MUNICÍPIOS DE MT TÊM 10 DIAS PARA CONTESTAR ESTIMATIVAS POPULACIONAIS DIVULGADAS PELO IBGE

Gestores podem solicitar revisão dos números e apresentar documentos oficiais que comprovem eventual divergência nos dados populacionais
DA REDAÇÃO
Foto: Reprodução
Os municípios que identificarem possíveis divergências nas estimativas populacionais divulgadas pelo Instituto Brasileiro de Geografia e Estatística (IBGE) já podem solicitar a revisão dos dados. O prazo para apresentação das contestações é de 10 dias corridos, conforme estabelece a Portaria nº 1.649/2026, publicada no Diário Oficial da União (DOU) em 28 de agosto.

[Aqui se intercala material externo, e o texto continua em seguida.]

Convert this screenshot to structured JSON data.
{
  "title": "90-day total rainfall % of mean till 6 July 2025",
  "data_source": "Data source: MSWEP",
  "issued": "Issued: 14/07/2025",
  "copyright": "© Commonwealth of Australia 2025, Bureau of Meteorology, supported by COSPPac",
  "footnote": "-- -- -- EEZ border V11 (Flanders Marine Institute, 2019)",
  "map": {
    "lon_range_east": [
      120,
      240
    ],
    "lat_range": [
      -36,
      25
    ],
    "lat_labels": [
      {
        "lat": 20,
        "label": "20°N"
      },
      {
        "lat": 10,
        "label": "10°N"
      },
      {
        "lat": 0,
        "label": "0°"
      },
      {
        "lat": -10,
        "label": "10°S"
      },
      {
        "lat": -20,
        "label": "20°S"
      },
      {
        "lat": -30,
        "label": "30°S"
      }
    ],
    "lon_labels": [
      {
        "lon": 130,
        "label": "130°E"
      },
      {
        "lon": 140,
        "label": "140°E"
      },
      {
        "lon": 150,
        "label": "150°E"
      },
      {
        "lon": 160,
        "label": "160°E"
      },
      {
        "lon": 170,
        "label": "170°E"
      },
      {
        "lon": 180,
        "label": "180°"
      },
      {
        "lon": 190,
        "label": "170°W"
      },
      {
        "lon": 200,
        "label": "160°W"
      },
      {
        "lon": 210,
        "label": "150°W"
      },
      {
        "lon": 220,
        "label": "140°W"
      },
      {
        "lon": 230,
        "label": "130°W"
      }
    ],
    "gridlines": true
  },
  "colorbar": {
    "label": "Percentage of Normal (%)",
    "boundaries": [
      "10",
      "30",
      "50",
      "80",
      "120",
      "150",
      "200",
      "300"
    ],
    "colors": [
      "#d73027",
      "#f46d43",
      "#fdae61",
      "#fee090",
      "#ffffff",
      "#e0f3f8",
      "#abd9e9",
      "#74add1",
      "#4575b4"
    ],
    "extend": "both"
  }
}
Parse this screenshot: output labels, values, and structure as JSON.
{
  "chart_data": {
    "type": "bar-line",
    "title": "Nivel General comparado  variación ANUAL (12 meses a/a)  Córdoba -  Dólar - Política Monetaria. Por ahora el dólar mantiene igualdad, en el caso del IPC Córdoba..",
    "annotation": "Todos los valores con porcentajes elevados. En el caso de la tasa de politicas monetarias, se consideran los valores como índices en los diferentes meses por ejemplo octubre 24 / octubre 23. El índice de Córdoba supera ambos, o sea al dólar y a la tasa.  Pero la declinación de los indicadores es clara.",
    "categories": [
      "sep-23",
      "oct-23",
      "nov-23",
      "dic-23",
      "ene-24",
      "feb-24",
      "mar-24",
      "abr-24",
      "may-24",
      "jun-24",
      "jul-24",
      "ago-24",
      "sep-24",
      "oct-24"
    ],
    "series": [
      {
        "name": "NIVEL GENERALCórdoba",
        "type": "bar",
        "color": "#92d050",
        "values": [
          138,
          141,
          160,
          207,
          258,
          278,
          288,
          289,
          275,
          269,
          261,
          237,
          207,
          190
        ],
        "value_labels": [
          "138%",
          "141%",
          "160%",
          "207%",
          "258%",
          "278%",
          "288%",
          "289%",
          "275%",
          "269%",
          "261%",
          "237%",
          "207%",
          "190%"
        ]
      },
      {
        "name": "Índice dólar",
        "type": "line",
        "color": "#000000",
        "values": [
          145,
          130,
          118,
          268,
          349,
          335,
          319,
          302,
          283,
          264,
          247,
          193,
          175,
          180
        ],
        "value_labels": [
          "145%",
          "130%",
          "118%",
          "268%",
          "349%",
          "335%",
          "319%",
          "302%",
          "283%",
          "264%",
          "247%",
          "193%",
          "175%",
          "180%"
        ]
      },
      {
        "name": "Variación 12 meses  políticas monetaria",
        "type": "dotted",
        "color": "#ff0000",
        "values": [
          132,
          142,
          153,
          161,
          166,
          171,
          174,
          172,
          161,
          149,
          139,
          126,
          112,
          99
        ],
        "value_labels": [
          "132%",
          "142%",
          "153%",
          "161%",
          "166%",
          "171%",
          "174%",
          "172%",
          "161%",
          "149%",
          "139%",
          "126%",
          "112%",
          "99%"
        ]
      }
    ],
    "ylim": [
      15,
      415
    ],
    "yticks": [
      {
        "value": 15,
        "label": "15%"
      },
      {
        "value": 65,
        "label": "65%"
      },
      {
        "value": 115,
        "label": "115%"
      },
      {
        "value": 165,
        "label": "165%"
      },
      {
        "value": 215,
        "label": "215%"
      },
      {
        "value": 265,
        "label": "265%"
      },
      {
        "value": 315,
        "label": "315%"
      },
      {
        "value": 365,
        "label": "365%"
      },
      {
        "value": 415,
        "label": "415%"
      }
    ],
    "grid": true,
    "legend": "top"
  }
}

A Associação Mato-grossense dos Municípios (AMM) orienta prefeitos, gestores e equipes técnicas a analisarem atentamente os números divulgados pelo instituto. A recomendação considera o impacto que a estimativa populacional pode representar para as finanças municipais, já que o número de habitantes é utilizado como um dos critérios para definir a distribuição do Fundo de Participação dos Municípios (FPM).
O FPM está entre as principais fontes de recursos para grande parte das prefeituras brasileiras. Por isso, uma alteração na estimativa populacional pode refletir diretamente na distribuição dos recursos destinados aos municípios.
De acordo com as regras estabelecidas na portaria, a contagem do prazo de 10 dias deve desconsiderar o dia da publicação e incluir a data final. Os municípios que desejarem contestar os números devem encaminhar a solicitação ao IBGE por meio do endereço contestacao@ibge.gov.br, acompanhada de documentos capazes de demonstrar tecnicamente a necessidade de revisão.
DOCUMENTOS PODEM COMPROVAR DIVERGÊNCIAS
O IBGE determina que os pedidos de revisão sejam fundamentados em informações oficiais e consolidadas. Dessa forma, as administrações municipais precisam apresentar dados que possam demonstrar eventual diferença entre a estimativa divulgada e a realidade populacional do município.
Entre os documentos que podem ser utilizados estão informações da área da educação, como os registros de matrículas do Censo Escolar das redes pública e privada. Dados atualizados da Justiça Eleitoral também podem integrar a documentação apresentada pelos municípios.
Na área da saúde, podem ser utilizados registros da Atenção Primária e informações do sistema e-SUS. Já os indicadores relacionados à infraestrutura municipal podem incluir dados sobre o crescimento de ligações ativas de água, esgoto e energia elétrica.
Também podem ser apresentados registros civis de nascimentos e óbitos, além de informações relacionadas a novos loteamentos e empreendimentos habitacionais devidamente regularizados, desde que os documentos contribuam para demonstrar a necessidade de atualização da estimativa.
A orientação é que as equipes técnicas municipais façam uma análise detalhada dos dados e reúnam documentação consistente antes do envio da contestação. O objetivo é apresentar elementos oficiais que permitam ao IBGE avaliar tecnicamente a solicitação.
MUNICÍPIO PODE RECORRER À JUSTIÇA
A apresentação do pedido administrativo ao IBGE não impede que o município adote outras medidas caso considere que a divergência persiste após a análise da contestação.
Segundo as orientações divulgadas, caso a estimativa permaneça sem alteração e o município entenda que houve prejuízo financeiro ou jurídico decorrente dos dados populacionais, ainda poderá buscar medidas judiciais para questionar a situação.
A AMM reforça a importância de os gestores municipais observarem o prazo estabelecido e mobilizarem as equipes responsáveis pela análise dos dados, especialmente em razão dos possíveis reflexos da estimativa populacional sobre a distribuição dos recursos do FPM.